Wrong / duplicate number build

Hi, we have a strange bug in build sequence where it goes #1078 #1080 and #1080 again:

Not a big deal but there is definitely a bug in build numbers here. When clicking on build to see details it does not fix the problem, both builds will claim to be #1080.

https://www.bitrise.io/build/81be8e5c1a5f8bf6 should have been #1079, and https://www.bitrise.io/build/fafe18bbd8e677da the only #1080.

1 Like

Oops, that’s indeed weird! @erosdome could you take a look at this please?

1 Like

@daniel - @erosdome is on sick leave right now, but I’ll schedule this for the web team :wink:

I have webhooks set up from Github for both pushes and PRs. Just now when I pushed a change to Github two unusual things happened. First, for the first time ever, the PR build started first and then the push build. Second, both builds have the same build number.
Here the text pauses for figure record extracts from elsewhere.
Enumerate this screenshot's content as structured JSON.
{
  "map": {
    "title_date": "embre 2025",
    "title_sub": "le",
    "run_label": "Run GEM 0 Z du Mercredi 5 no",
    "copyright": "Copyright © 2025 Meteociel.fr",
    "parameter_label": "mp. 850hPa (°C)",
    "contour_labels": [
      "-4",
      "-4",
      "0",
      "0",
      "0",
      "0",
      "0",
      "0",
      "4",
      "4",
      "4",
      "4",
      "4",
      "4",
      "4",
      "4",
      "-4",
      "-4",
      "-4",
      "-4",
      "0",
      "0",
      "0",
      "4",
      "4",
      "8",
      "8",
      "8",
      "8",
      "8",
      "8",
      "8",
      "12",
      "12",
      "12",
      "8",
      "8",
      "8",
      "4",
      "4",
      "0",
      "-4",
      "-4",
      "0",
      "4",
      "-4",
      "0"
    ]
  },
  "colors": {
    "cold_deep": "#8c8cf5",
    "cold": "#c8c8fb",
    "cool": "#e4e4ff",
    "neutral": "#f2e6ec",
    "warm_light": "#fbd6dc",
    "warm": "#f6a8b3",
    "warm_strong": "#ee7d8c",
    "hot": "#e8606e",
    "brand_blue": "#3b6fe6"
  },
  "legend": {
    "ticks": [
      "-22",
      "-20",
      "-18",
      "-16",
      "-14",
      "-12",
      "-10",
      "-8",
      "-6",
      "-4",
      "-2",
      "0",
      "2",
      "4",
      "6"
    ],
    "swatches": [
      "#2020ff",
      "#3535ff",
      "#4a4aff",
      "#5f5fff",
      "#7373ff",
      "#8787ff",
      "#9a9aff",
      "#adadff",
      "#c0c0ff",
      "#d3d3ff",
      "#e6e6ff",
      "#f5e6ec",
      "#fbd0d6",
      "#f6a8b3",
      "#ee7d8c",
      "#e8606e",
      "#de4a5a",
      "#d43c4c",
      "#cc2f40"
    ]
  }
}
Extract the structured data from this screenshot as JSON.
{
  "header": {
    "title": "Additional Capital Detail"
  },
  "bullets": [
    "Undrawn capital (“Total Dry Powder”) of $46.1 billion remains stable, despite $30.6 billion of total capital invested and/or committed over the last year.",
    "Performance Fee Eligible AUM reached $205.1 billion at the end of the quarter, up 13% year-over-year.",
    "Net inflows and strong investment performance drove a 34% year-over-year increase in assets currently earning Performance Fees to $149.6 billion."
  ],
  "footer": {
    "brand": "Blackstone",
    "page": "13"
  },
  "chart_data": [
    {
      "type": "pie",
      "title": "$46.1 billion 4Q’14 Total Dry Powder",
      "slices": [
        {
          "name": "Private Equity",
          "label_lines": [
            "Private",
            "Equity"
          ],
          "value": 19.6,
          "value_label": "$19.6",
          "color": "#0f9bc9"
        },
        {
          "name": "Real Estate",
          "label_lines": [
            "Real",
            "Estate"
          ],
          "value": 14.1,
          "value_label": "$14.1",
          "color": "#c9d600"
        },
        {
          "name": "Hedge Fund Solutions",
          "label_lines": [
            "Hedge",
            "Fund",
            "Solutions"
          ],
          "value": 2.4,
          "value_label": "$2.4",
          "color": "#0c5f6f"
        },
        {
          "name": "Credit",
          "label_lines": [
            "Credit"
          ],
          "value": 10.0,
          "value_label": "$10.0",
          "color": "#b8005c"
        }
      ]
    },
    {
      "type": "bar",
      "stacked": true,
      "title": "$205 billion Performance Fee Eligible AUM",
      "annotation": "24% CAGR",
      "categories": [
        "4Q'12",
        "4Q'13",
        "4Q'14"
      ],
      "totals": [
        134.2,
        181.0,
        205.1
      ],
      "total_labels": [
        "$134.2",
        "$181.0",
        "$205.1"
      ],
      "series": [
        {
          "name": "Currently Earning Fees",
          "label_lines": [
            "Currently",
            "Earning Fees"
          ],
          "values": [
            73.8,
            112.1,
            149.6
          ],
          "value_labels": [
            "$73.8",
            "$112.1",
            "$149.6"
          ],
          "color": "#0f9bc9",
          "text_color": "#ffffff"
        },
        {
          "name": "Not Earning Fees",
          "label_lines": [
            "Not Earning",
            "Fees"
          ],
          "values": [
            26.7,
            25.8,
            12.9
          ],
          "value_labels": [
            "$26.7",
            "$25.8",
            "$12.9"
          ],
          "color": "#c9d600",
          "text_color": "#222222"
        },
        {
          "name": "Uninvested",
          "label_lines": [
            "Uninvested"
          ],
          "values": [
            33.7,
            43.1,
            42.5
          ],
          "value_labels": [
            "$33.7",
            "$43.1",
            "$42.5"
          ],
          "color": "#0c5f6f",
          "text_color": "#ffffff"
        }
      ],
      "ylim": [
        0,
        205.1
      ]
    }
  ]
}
I’ll add a screenshot if I can figure out how to do it.

Thanks!

1 Like

1 Like

We’re aware of this issue and will fix it ASAP, but unfortunately this is quite a complex issue, so it might take some time, but should be fixed this week.

A bit of technical info: right now the build number is calculated by the count of builds in the database for the given repository, then stored in the build’s db entry when the build starts. Now the issue is that we now have quite a few cases when “you start builds at the same time but you delete a build right away”. E.g. when you have a webhook registered for both PR and code push GitHub/the git service sending the hook can send the two hooks virtually at the same time. Bitrise.io will register the trigger intent and start to process it, and at some point it’ll create a DB entry for it. The build trigger handling is one of the most complex parts of the backend so this might take quite a bit of time, and as the system is highly distributed (the two webhook calls will run on completely separate servers, so the processing can happen at the exact same time) this can lead to a situation when: Trigger1 saved the Build into DB, and just a bit later Trigger 2 also saved the Build into DB, but then Trigger1 gets to a check which determines that the build should not be started (e.g. based on the Trigger Map) and deletes the related build. Now Trigger2’s build will have a build number which was calculated when T1’s build DB existed, but as it was removed the next trigger will have the same number. Using a single DB entry for storing and allocating the build number would also suffer from a similar issue, just the other way around, that certain build numbers would simply be not allocated (because the number was allocated but then the related build DB entry was removed).

The only sane way for this is to calculate the build number and save into the DB as late as possible in the algorithm, which requires quite a bit of careful revisioning & time, but we’ll definitely work on it this week, and should be fixed by the end of the week (unless there’s an unexpected edge case).

Thanks for reporting!

We just deployed a fix which should solve this issue.

@guperrot & @steven-at-truemotion please let us know if you’d still see this happen!

I’ll activate a one week auto close on this issue, if we don’t get any reports we consider this to be fixed. Once this issue is closed feel free to create a new one if you’d see this happen again, or if you’d have any other issue!

Thanks for reporting, and Happy Building! :slight_smile:

This topic was automatically closed 7 days after the last reply. New replies are no longer allowed.